She reached her hand out with a pamphlet and I politely said "No, Ma'am"
I mean no disrespect and I apologize if this fucks up your program
You tell me I'm gonna burn for lying but the heat can turn water to wine
Well if there's a hell below then we're all gonna' be just fine.

So there I stood six feet in sin, a walking contradiction
but am I wrong for posing questions or am I just another lost soul searching?
Then she gave me a look so unchristian and told she'd pray for my children 
I said "If you're so holy you'll probably out-live me but if I bought a Jesus piece do you think he'd forgive me?"

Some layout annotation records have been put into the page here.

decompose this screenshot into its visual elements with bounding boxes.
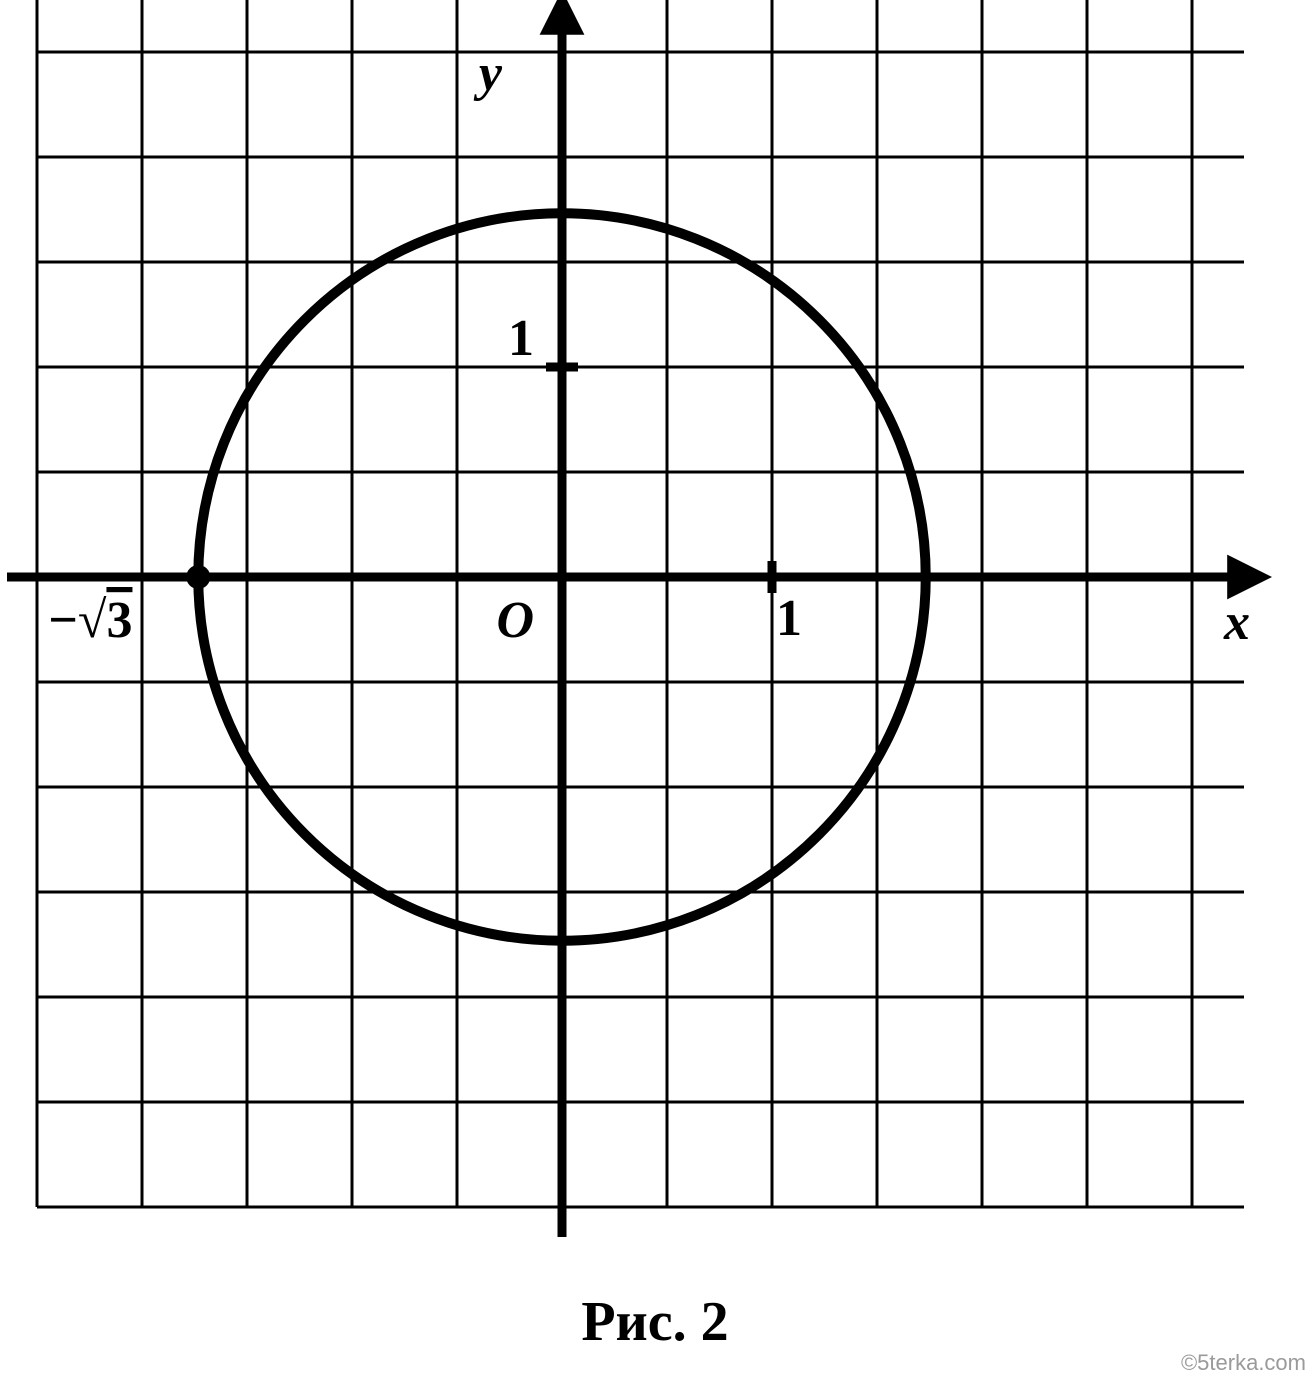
x-tick-1-label: 1 [776,590,802,647]
grid [37,0,1244,1207]
x-axis-arrowhead [1227,555,1272,600]
circle-point-negsqrt3 [186,565,210,589]
neg-sqrt3-label: −√3 [48,592,132,649]
y-axis-arrowhead [540,0,585,35]
y-tick-1-label: 1 [508,310,534,367]
svg-text:−√3: −√3 [48,592,132,649]
figure-caption: Рис. 2 [0,1290,1310,1354]
coordinate-plot: y x O 1 1 −√3 [0,0,1310,1247]
x-axis-label: x [1223,594,1250,651]
origin-label: O [496,592,534,649]
watermark: ©5terka.com [1181,1350,1306,1376]
figure-wrapper: y x O 1 1 −√3 Рис. 2 ©5terka.com [0,0,1310,1400]
y-axis-label: y [473,45,503,102]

Maybe I would be a fool to think.
That somewhere in the sky's a place for me.
What good would it be to pray for me?
You won't save me, don't pray for me.

Now I've never been religious,
I'm just a big fan of logistics.
And if it makes sense then I'm all for it.
I even pray if the situation calls for it.
Somebody asked me if I believe in miracles,
I try to answer without sounding satirical.
I'm 3 years past my expiration and yet i'm still fresher than a newborn 

So I guess that's my explanation but it's safe to say I've never seen a unicorn and I never chase rainbows 
But I hear the devil wears designer clothes
So does God have a favourite brand?
and for that matter, is he even a man?
and will I go to hell for even saying that?
only time will tell I'm just relaying facts.

Maybe I would be a fool to think,
That somewhere in the sky's a place for me.
What good would it be to pray for me?
You won't save me, don't pray for me.

Maybe I would be a fool to think,
That somewhere in the sky's a place for me.
What good would it be to pray for me?
You won't save me, don't pray for me.

Maybe I would be a fool to think,
That somewhere in the sky's a place for me.
What good would it be to pray for me?
You won't save me, don't pray for me.